The region’s merchants and banks must keep a close eye on Latin Americans’ work behaviors and preferences, especially as the ongoing migration to digital and gig economy work affects their payment preferences and behaviors. One recent report found 83% of Latin Americans would now consider using emerging payment methods such as contactless payments or mobile wallets for their transactions, indicating a broad shift away from cash throughout the region.
This month, PYMNTS examines how the gig and sharing economies are expanding or shifting throughout Latin America and how these developments affect consumers’ payment needs and expectations.

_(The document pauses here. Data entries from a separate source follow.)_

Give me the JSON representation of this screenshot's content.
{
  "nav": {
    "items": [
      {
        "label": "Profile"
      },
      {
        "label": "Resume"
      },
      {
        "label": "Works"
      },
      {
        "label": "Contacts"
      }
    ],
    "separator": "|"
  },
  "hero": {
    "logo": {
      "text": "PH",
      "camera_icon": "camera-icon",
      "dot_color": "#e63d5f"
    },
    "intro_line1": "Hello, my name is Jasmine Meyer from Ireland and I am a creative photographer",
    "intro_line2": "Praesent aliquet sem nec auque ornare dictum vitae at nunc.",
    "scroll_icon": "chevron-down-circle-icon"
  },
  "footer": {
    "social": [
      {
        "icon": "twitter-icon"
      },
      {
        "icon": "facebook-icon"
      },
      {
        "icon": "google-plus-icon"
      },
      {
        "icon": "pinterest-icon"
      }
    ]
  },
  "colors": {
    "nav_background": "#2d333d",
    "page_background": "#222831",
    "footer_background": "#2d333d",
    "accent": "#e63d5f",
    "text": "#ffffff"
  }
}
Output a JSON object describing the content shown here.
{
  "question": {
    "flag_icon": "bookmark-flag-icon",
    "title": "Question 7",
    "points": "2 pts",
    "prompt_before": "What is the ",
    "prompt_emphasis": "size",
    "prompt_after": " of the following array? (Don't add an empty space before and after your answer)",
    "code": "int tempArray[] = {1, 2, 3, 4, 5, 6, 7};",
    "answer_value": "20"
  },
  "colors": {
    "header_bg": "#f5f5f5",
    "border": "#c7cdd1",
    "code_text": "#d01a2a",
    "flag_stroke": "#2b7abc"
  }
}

The Gig Economy and Changing Payment Expectations
Joining the gig or sharing economy has become more intriguing for Latin Americans in the past two years, especially as emerging payment methods and technologies have become more widely available throughout the region. Delivery and rideshare services, in particular, have seen rapid growth, with one study finding that on-demand delivery platform and mobile wallet provider Rappi had 30,000 delivery drivers by the end of 2020. The same study also found that approximately 600,000 Chilean consumers were working as freelance drivers by mid-2021, indicating that this type of gig work is quickly taking off across the region.
Many delivery, rideshare and other gig economy platforms also offer virtual payments to participants, and in many cases, underbanked or unbanked individuals can have funds transferred to mobile wallets rather than bank accounts.
The rise of the gig economy and the growing adoption of digital- and mobile-focused payment methods throughout Latin America appear to be occurring in tandem, with consumers more frequently turning to online channels and transaction methods each day. In fact, a new study found that more than half of Latin American consumers would no longer do business with companies that did not accept electronic payments.
These trends indicate that such payment methods are well on their way to becoming ubiquitous across the region, a trend that could prompt more Latin Americans to consider receiving their paychecks or other incoming disbursements digitally. The gig economy’s ongoing expansion could shift how Latin American workers find work and receive payments, especially as businesses worldwide warm to the concept of hiring remote freelancers. A September 2021 study found that 53% of United States businesses are more willing to hire remote freelancers, and 71% of hiring managers plan to increase the use of freelancers at their companies.
Keeping a close eye on how the gig economy is expanding and how consumers’ payment preferences and needs are shifting throughout Latin America will be crucial for merchants, FinTechs and other entities looking to establish themselves within the region. Gaining gig workers’ trust and understanding how digital payment methods can best fulfill their needs will be key to keeping workers engaged and satisfied for the foreseeable future.